As part of President Barack Obama's relatively mild National Security Administration surveillance reforms (written about earlier today here, here, and here), he proposed taking the bulk metadata information storage out of the hands of the NSA to avoid giving the government unfettered access and putting it into the hands of third-party companies, possibly telecoms. This would then require the NSA to request metadata, adding another gatekeeper to avoid abuse of the system.
One problem. Why would telecoms agree to do this, given how upset Americans have become over these revelations? As The Washington Post notes, they do not want to serve as the NSA's storage service:
Telecommunications firms said they were pleased about limits to the collection of bulk metadata, but said they have unanswered questions on details of reforms, particularly on changes to the phones records database. The database, Obama said, would be removed from government control to a third party. Phone companies don't want to have the responsibility of keeping the database, they said.

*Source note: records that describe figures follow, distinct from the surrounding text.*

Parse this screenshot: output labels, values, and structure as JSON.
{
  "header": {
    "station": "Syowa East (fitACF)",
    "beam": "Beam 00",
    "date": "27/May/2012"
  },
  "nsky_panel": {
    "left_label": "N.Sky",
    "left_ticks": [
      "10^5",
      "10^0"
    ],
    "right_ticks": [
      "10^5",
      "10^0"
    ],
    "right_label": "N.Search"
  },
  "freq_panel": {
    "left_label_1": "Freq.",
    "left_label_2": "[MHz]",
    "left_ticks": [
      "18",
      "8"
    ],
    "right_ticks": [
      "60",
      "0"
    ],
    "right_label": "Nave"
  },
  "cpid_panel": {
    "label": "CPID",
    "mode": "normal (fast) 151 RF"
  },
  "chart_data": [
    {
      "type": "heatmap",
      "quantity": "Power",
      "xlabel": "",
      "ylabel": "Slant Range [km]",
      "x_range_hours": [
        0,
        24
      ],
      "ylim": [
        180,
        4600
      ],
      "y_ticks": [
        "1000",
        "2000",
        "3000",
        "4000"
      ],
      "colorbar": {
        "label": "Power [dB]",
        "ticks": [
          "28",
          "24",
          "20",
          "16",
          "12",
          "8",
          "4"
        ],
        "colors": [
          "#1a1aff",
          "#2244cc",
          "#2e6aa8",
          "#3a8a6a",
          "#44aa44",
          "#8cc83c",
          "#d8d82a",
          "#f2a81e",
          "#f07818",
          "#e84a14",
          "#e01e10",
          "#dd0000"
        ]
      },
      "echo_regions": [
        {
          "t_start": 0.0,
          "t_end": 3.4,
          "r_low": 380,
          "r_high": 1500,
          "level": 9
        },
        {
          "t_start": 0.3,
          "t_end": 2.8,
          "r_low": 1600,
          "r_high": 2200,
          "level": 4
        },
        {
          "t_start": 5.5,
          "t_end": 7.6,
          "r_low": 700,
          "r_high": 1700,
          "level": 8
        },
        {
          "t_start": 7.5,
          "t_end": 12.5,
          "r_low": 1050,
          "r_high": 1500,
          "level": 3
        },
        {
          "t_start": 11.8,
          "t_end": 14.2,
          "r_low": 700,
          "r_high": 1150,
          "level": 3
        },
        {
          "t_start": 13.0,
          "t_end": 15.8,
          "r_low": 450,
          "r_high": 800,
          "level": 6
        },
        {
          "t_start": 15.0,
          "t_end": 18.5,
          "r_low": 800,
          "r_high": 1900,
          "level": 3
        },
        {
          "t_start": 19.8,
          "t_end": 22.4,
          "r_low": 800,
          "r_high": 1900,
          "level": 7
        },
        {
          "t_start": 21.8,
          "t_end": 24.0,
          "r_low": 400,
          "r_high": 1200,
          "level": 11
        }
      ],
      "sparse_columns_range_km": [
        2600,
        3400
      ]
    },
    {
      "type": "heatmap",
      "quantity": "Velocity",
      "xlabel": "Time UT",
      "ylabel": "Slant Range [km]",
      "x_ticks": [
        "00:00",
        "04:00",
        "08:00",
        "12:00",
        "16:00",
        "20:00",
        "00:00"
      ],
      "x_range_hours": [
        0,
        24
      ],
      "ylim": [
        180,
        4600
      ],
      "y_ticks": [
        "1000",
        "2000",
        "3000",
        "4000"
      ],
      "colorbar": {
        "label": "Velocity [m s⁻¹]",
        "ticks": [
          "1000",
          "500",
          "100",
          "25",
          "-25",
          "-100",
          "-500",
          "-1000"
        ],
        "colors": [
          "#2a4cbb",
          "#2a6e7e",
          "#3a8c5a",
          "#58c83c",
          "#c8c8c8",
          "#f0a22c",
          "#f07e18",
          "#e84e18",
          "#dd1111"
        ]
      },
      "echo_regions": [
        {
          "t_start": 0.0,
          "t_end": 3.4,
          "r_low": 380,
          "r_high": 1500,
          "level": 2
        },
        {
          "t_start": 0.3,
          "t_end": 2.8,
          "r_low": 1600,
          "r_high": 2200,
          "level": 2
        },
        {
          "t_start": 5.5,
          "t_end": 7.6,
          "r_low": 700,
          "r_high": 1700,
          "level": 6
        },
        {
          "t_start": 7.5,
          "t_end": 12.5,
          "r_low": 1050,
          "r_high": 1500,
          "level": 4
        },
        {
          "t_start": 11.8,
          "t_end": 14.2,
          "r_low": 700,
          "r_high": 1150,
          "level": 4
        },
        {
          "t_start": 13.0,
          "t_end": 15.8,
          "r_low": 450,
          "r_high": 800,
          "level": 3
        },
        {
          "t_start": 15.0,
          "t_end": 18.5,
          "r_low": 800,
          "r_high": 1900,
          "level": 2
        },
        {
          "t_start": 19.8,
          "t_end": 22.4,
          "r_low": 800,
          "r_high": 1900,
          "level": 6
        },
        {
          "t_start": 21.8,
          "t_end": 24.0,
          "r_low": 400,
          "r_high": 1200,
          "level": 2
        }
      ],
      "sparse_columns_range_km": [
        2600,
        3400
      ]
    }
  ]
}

In a statement after the speech, the wireless industry's biggest lobbying group, CTIA-The Wireless Association, stressed that it believes privacy and security "can be achieved without the imposition of data retention mandates that obligate carriers to keep customer information any longer than necessary for legitimate business purposes."
Read the full story here. Some tech firm representatives are upset that the bulk collection is going to continue at all without any sort of warrant. Furthermore, one industry representative noted that the president said nothing about allegations that the NSA was involved in the subversion of industry encryption standards.